Priyanthi Fernando is the Executive Director, Centre for Poverty Analysis, an independent, Sri Lankan think-tank promoting a better understanding of poverty related development issue based in Colombo. We begin our conversation about the nature of poverty in post-war Sri Lanka, and how significant and growing regional disparities are often glossed over by progress at national level indicators.

We then talk at length about what remains the only tome looking at the human impact during and after the construction of the E01 highway. Published by CEPA, Right of Way: A journey of resettlement by Sharni Jayawardena was reviewed at length on Groundviews in January this year. Priyanthi spoke of the challenge to get it translated into Tamil and Sinhala, because the book dealt with the first road development in Sri Lanka that displaced thousands of people and featured innovative programmes for compensation. As noted in the review of the book on this site,

Even approximately, the number of those affected in some way by the development of the E01 is mind-boggling. At a conservative 4 members per family, around 5,300 children, women and men were displaced. Another 4,000 had their incomes disrupted, and their livelihoods placed at risk. It’s currently 400 rupees one-way from Kottawa to Galle or back on the E01. Few of us give a second thought to paying that amount. Sharni’s research highlights the hidden costs of E01’s development, where to date, families that had for generations lived where they did, had stable income, well-established business and fecund land were forced to give it all up. It’s a humbling, vital narrative.

Priyanthi noted these were important examples and good practices over the development of the E01 to look at in future highway development in the country.

We then talked at length about the Right to Information and development, and how the absence of any legal framework to enable access to information impacted on the quality and nature of development. We also talk about the nature of the on-going urban development, and why in Colombo for example, there is an emphasis on road development for increasing vehicular traffic, but almost no emphasis on self-propelled traffic (cycles, rickshaws). Priyanthi makes the important distinction between cycling for recreational purposes (those who don’t have to, but want to) and cycling because people can’t afford any other form of transport (cycling not out of choice, but necessity). Urban planning today, she notes, did not take into account those whose cycles were their primary mode of transport.
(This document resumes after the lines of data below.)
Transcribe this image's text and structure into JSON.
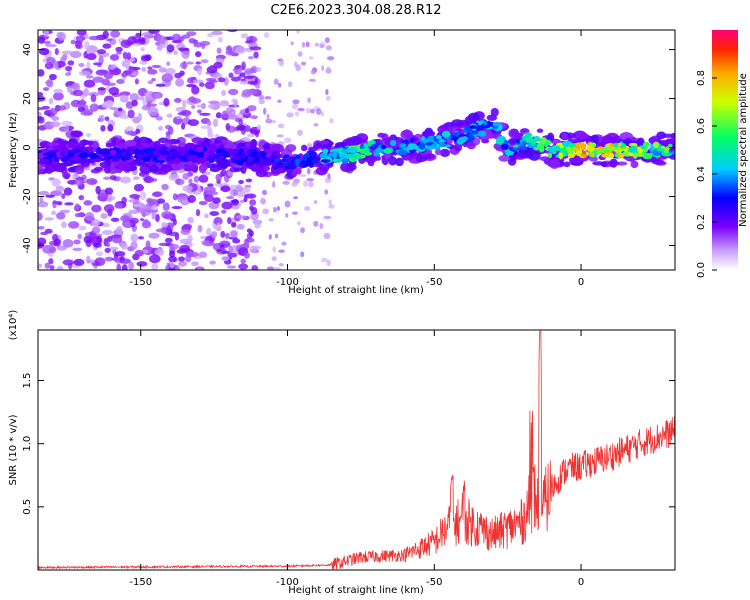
{
  "title": "C2E6.2023.304.08.28.R12",
  "chart_data": [
    {
      "type": "heatmap",
      "xlabel": "Height of straight line (km)",
      "ylabel": "Frequency (Hz)",
      "xlim": [
        -185,
        32
      ],
      "ylim": [
        -50,
        48
      ],
      "x_ticks": [
        -150,
        -100,
        -50,
        0
      ],
      "y_ticks": [
        -40,
        -20,
        0,
        20,
        40
      ],
      "colorbar": {
        "label": "Normalized spectral amplitude",
        "range": [
          0,
          1
        ],
        "ticks": [
          "0.0",
          "0.2",
          "0.4",
          "0.6",
          "0.8"
        ]
      },
      "ridge": [
        {
          "x": -185,
          "y": -4,
          "amp": 0.3
        },
        {
          "x": -150,
          "y": -3,
          "amp": 0.32
        },
        {
          "x": -120,
          "y": -3,
          "amp": 0.3
        },
        {
          "x": -100,
          "y": -6,
          "amp": 0.35
        },
        {
          "x": -90,
          "y": -4,
          "amp": 0.4
        },
        {
          "x": -80,
          "y": -3,
          "amp": 0.65
        },
        {
          "x": -70,
          "y": 0,
          "amp": 0.55
        },
        {
          "x": -60,
          "y": 0,
          "amp": 0.5
        },
        {
          "x": -50,
          "y": 2,
          "amp": 0.5
        },
        {
          "x": -40,
          "y": 5,
          "amp": 0.45
        },
        {
          "x": -30,
          "y": 10,
          "amp": 0.45
        },
        {
          "x": -25,
          "y": -1,
          "amp": 0.5
        },
        {
          "x": -18,
          "y": 3,
          "amp": 0.55
        },
        {
          "x": -10,
          "y": -1,
          "amp": 0.7
        },
        {
          "x": 0,
          "y": -1,
          "amp": 0.9
        },
        {
          "x": 10,
          "y": -1,
          "amp": 0.85
        },
        {
          "x": 20,
          "y": -1,
          "amp": 0.75
        },
        {
          "x": 32,
          "y": -1,
          "amp": 0.6
        }
      ],
      "colors": [
        "#ffffff",
        "#9400d3",
        "#0000ff",
        "#00ffff",
        "#00ff00",
        "#ffff00",
        "#ff0000",
        "#ff1493"
      ]
    },
    {
      "type": "line",
      "xlabel": "Height of straight line (km)",
      "ylabel": "SNR (10 * v/v)",
      "multiplier": "(x10⁴)",
      "xlim": [
        -185,
        32
      ],
      "ylim": [
        0,
        1.9
      ],
      "x_ticks": [
        -150,
        -100,
        -50,
        0
      ],
      "y_ticks": [
        "0.5",
        "1.0",
        "1.5"
      ],
      "color": "#ee3333",
      "trend": [
        {
          "x": -185,
          "y": 0.02
        },
        {
          "x": -100,
          "y": 0.03
        },
        {
          "x": -85,
          "y": 0.04
        },
        {
          "x": -75,
          "y": 0.1
        },
        {
          "x": -60,
          "y": 0.12
        },
        {
          "x": -50,
          "y": 0.22
        },
        {
          "x": -45,
          "y": 0.35
        },
        {
          "x": -40,
          "y": 0.4
        },
        {
          "x": -30,
          "y": 0.28
        },
        {
          "x": -20,
          "y": 0.38
        },
        {
          "x": -16,
          "y": 0.6
        },
        {
          "x": -14,
          "y": 0.45
        },
        {
          "x": -10,
          "y": 0.65
        },
        {
          "x": -5,
          "y": 0.8
        },
        {
          "x": 0,
          "y": 0.82
        },
        {
          "x": 10,
          "y": 0.9
        },
        {
          "x": 20,
          "y": 1.0
        },
        {
          "x": 32,
          "y": 1.1
        }
      ],
      "peaks": [
        {
          "x": -44,
          "y": 0.78
        },
        {
          "x": -40,
          "y": 0.72
        },
        {
          "x": -17,
          "y": 1.3
        },
        {
          "x": -14,
          "y": 1.9
        }
      ]
    }
  ]
}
Priyanthi avers that the measure of sustainable development is how a country treats its weakest members, and critiques current mega-development projects as being guided instead by what the ablest sections of society, for their primary benefit. Towards the end of our discussion we talk about the cutting down of trees in Colombo (reported on Groundviews last year and this year, via compelling blog posts like this one by Dance in a Triangle). Priyanthi notes that while CEPA has no organisational mandate to be an activist voice in this regard, she feels very upset when trees that are decades old and add character to the streets of Colombo are cut down, sometimes to just replant in the same place, another sapling of a different, more patriotic variety.

We end our discussion by looking at CEPA’s range of new media initiatives, from its use of Facebook and Twitter to the sui generis PACT website and innovative projects that used black and white photography to showcase the poverty in the tea-producing hill-country of Sri Lanka. Priyanthi speaks to the importance of embracing new media so that research output doesn’t just sit of shelves, but is actually made available to, and used by, a larger group and over time.